Съемки «Страха сцены» завершились, Дитрих заказала каюту на пароходе, позвонила своему астрологу и в результате полетела самолетом. В Нью-Йорк она прибыла пятнадцатого ноября, взбешенная тем, что американские таможенники взяли с нее сто восемьдесят долларов пошлины за платья от Диора, которые она везла с собой и которые на самом деле стоили многие тысячи. В тот вечер они с Рыцарем обедали у нас, и она рассказывала свои новые истории.
— Вы ведь знаете, я боготворю пенициллин: он во время войны спас мне жизнь; так я и сказала Шполянским. Мы виделись с ними постоянно, пока я жила в Лондоне. Я им объяснила: «Все, что мне нужно от Англии — это познакомиться с Александром Флемингом, богом, который открыл пенициллин. Я хочу ему рассказать, как он спас мне жизнь во время войны! На следующий день газеты пишут, что я, мол, подошла в ресторане к Алеку Гиннесу и говорю: «Вы второй необыкновенный человек, с которым я хочу познакомиться». Он, конечно, должен был спросить: «А кто первый?» На что я ответила: «Сэр Александр Флеминг!» Ну можно ли вообразить, чтоб я такое выкинула? Меня просто ярость охватила, но Шполянские клялись, что никому ничего не сказали. И вот однажды вечером я иду к ним обедать, и кто бы вы думали у них в гостях? Флеминг! Стоит посреди комнаты и говорит: «Здравствуйте». Я опустилась перед ним на колени и поцеловала его руки. За обедом, наверное, я казалась ужасно скучной и неинтересной. Молчала и только глядела на Флеминга с нежностью и трепетом — как школьница на своего кумира. Потом мы стали танцевать, и тут произошло нечто ужасное. Когда он меня обнял, я почувствовала, что он дрожит. Я страшно растерялась и спрашиваю: «Сэр, вы не заболели?» И знаете, что он ответил: «О, мисс Дитрих, для меня такая честь познакомиться с вами!» Представляете? Великий человек, бог, подаривший миру пенициллин, оказывается обыкновенным поклонником знаменитой актрисы, как все остальные. Разве это не грустно? Я попросила у него фотографию с автографом, и знаете, что он сделал? Он прислал мне самую первую культуру пенициллина. Под стеклом. Вместе с его фотографией я возьму ее в рамку. Прелестный человек, но похож на всех гениев; они умны только в том, что их больше всего занимает.

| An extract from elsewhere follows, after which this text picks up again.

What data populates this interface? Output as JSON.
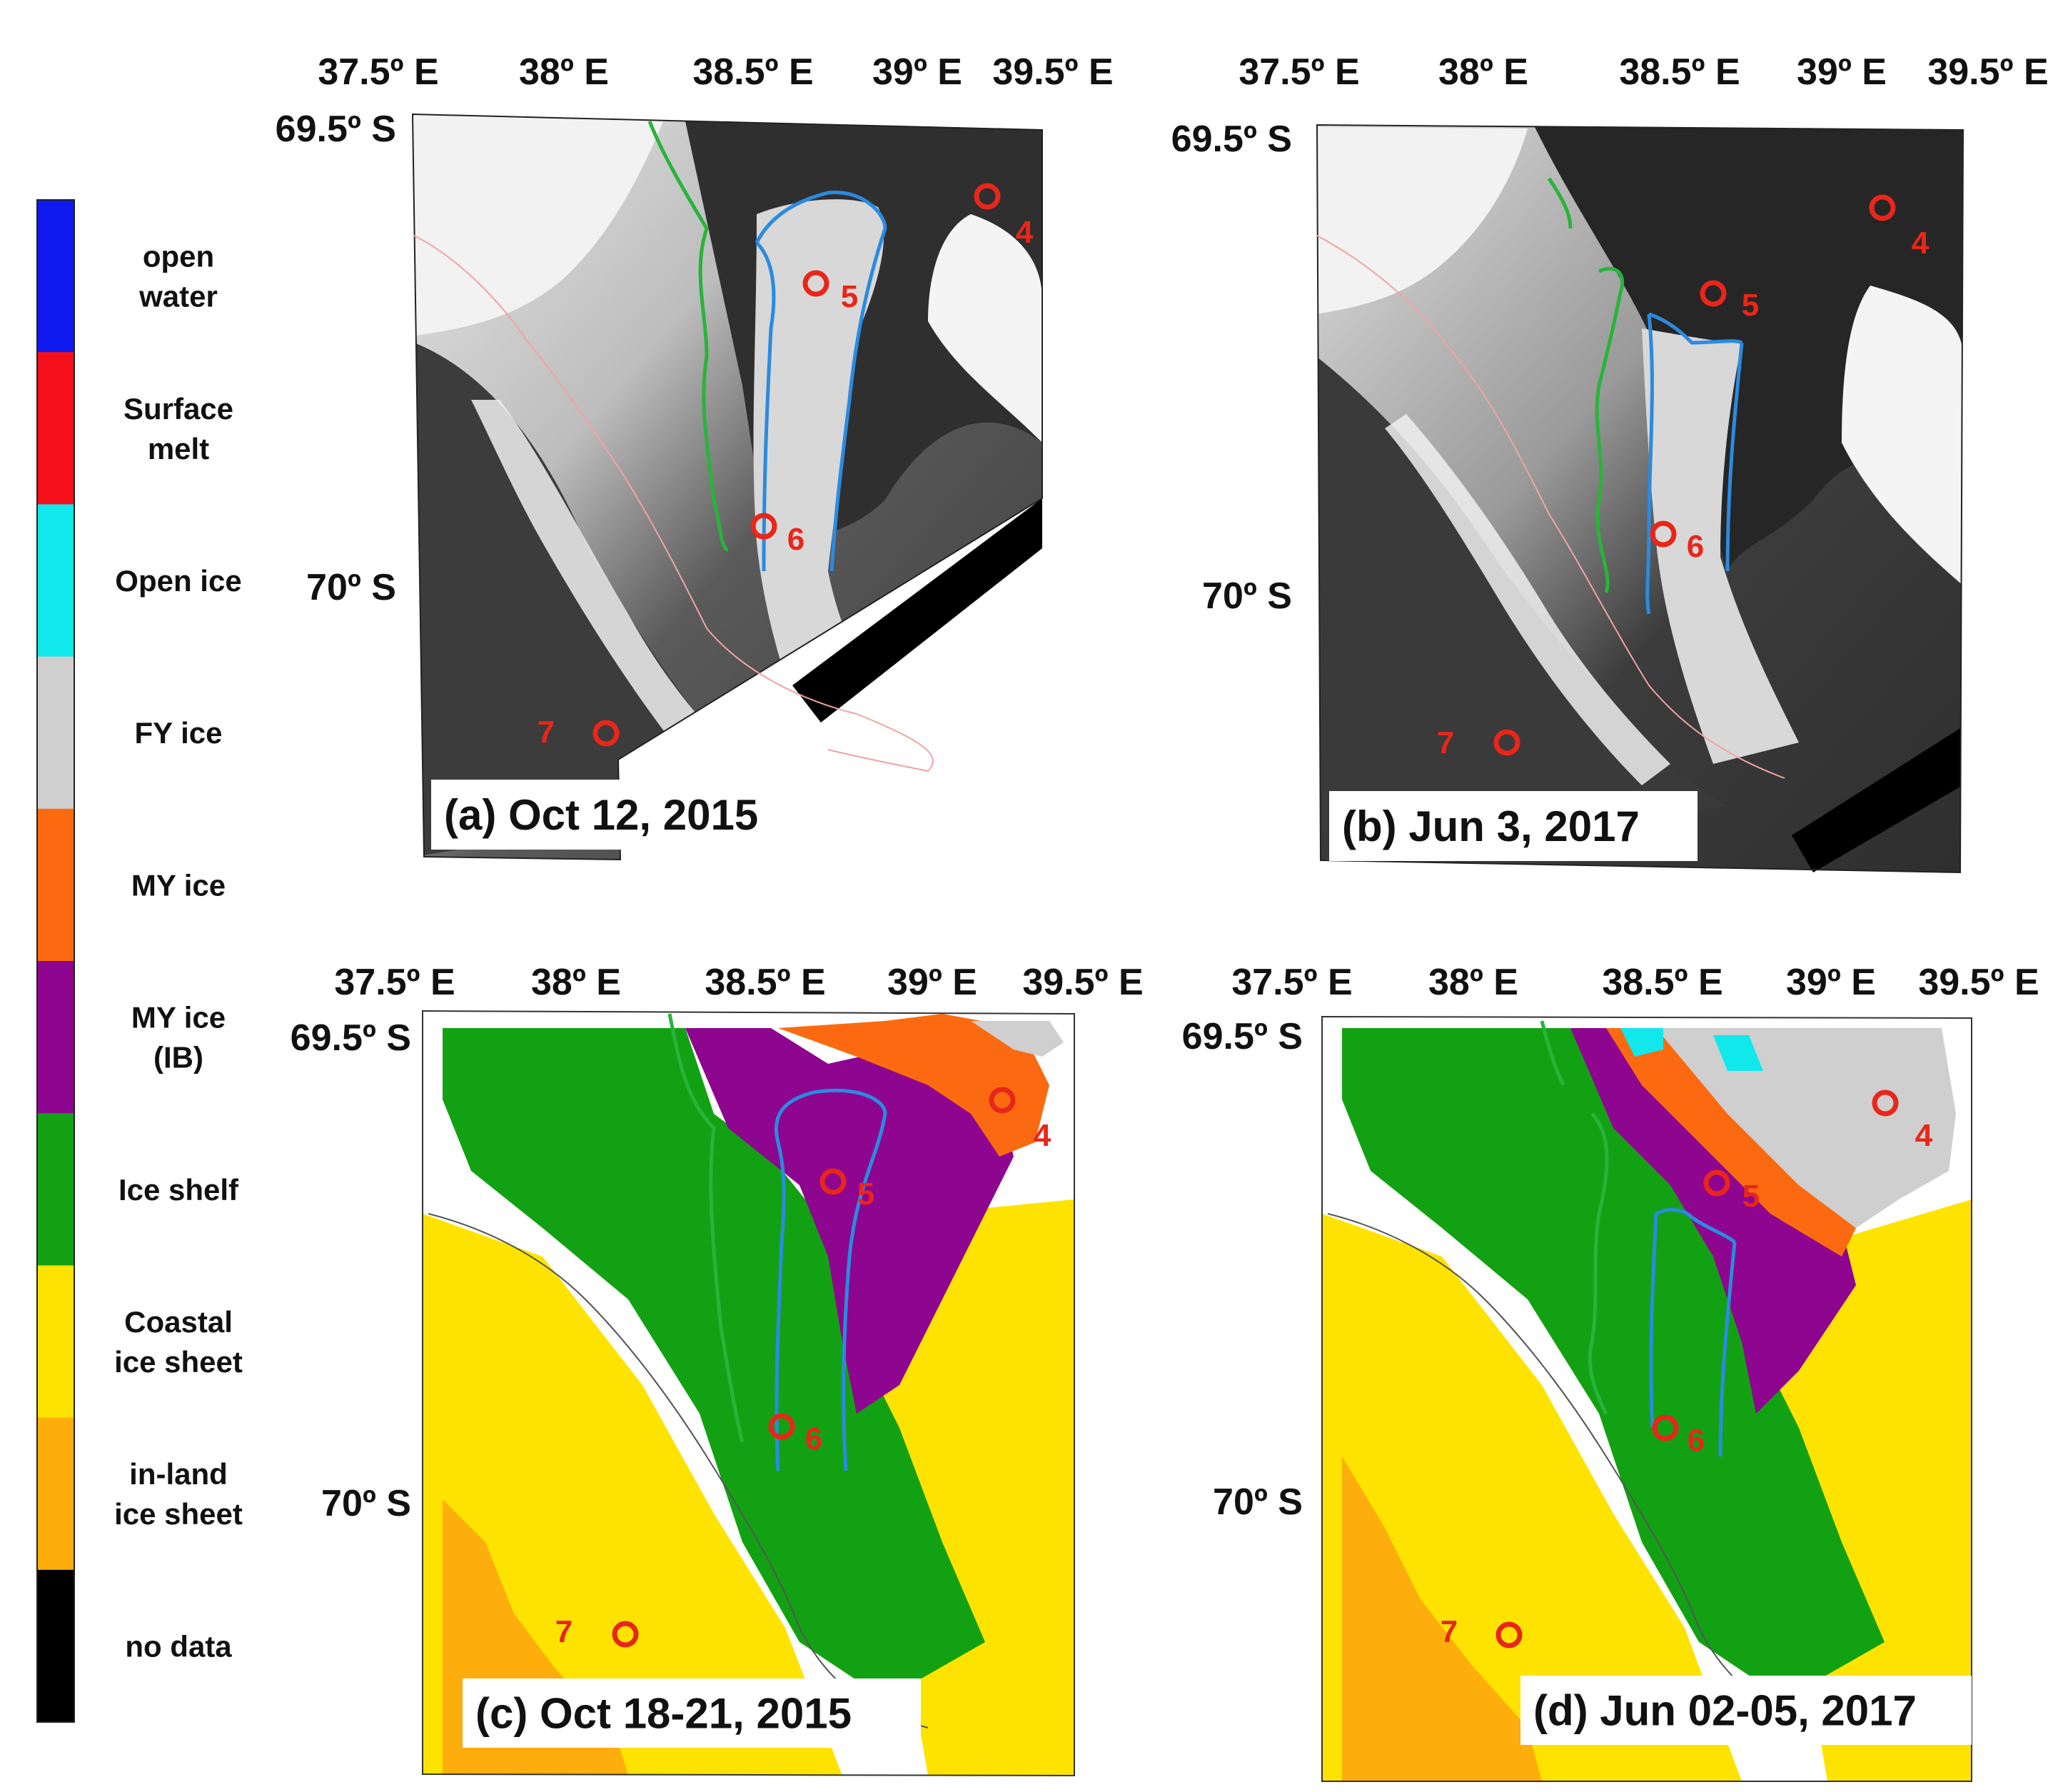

Она положила себе на тарелку еще камамбера, ею же принесенного, и отрезала мощный ломоть хлеба. По обыкновению, она была голодна.
— Теперь я вам расскажу про Хичкока! Странный маленький человечек. Мне он не нравится. Не пойму, почему все считают его такой крупной фигурой?.. Фильм плохой, может, при монтаже Хичкок достигает своего прославленного «напряжения», однако во время съемок ничего похожего не случилось. Ричард Тодд вполне мил, но толку от него было мало. Знаком вам тип англичанина с такими толстыми белыми лодыжками? и руками? У Тодда пальцы — точно коротенькие сырые сосиски, и он помолвлен! С Джейн Уаймен; она очень приятная. Майкл Уайлдинг? О, это британский вариант Стюарта. Он бормочет себе под нос и всегда такой застенчивый; будучи англичанином, весь фильм работает на обаянии. Лучшее место в картине — это когда я исполняю «Жизнь в розовом свете» Я позвонила Пиаф, попросила разрешения. Мне не хотелось, чтобы она думала, будто, по моему мнению, кто-нибудь, кроме нее, имеет право петь эту песню. Конечно, она сказала «да» и была польщена, что я позвонила… А самое лучшее все-таки «Ленивее девчонки не сыщешь в городке!» Я пела ее, лежа в шезлонге, в платье, украшенном перьями марабу, и она звучала ужасно забавно и насмешливо. Коул будет от нее в восторге, если, правда, когда-нибудь вообще посмотрит фильм. Прическа у меня там — хуже некуда, я все съемки с ней промучилась, такие, знаете, получились мелкие старушечьи кудряшки. Всегда говорила: англичане не умеют делать фильмы о женщинах; надо было послушаться себя, а не режиссера.